This past December marked three years since the massacre at Sandy Hook. Commemorating the anniversary, President Obama took to Facebook to pen a post that wondered how we as a nation explain congressional inaction on gun control to the victims' families. This type of rhetoric has been a common refrain from the president in the wake of other mass shootings since Newtown and the near-daily shootings in cities like Chicago. But despite attempts by President Obama, congressional Democrats, and the gun control lobby to push for stricter gun laws as the answer to gun violence, the nation remains divided on the issue.
So where do academics stand on the relationship between gun ownership and crime? A newly released survey of experts from the Crime Prevention Research center found that researchers supported what Second Amendment advocates have argued all along regarding concealed handgun laws, gun-free zones, self-defense and crime, and suicide and guns.

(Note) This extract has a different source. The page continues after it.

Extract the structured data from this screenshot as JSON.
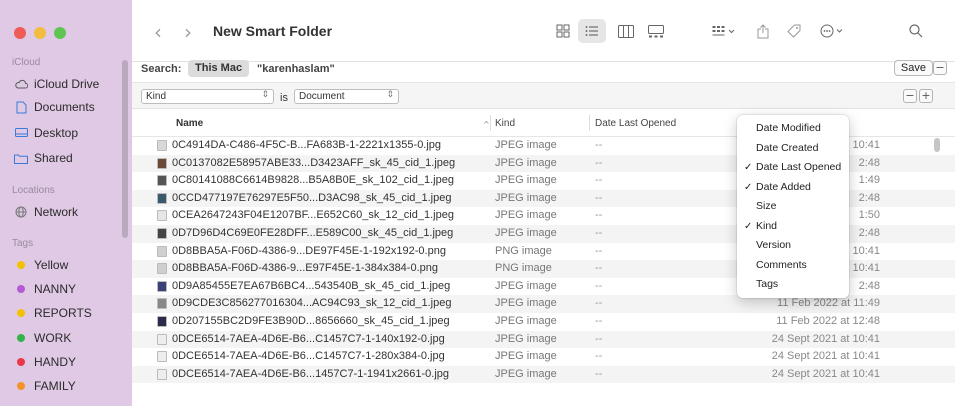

Authors of the report John R. Lott, Jr., president of the Crime Prevention Research Center, and Gary Mauser, Professor Emeritus of the Marketing Department at Simon Fraser University, surveyed criminologists and economists who had published peer-reviewed empirical research on gun issues. The survey found that differences exist between these two groups of academics, with the economists much more inclined to believe guns makes people safer. Criminologists, on the other hand, do not hold this belief as strongly. They are also more divided on the idea of deterrence than economists. Still, when their responses are combined, the results show that the researchers believe guns are used more for self defense than crime; gun-free zones fail to deter criminals, rather, they attract them; guns in the house don’t increase the risk of suicide; those who hold concealed handgun permits are more law-abiding than the average American; and permitted concealed handguns lower the murder rate.
"Economists and criminologists have very different approaches to research and different political views, but they both generally find benefits from gun ownership," Lott told Townhall in an email. "Economists, on the whole, were much more likely than criminologists to believe that there are benefits from gun ownership. By a factor of 12-to-1, economists believe that permitted concealed handguns reduce rather than increase murder rates. Despite their differences, still criminologists also believe this by a factor of just 2-to-1."
Perhaps surveys such as this will help Americans take a level-headed approach to gun control in the future.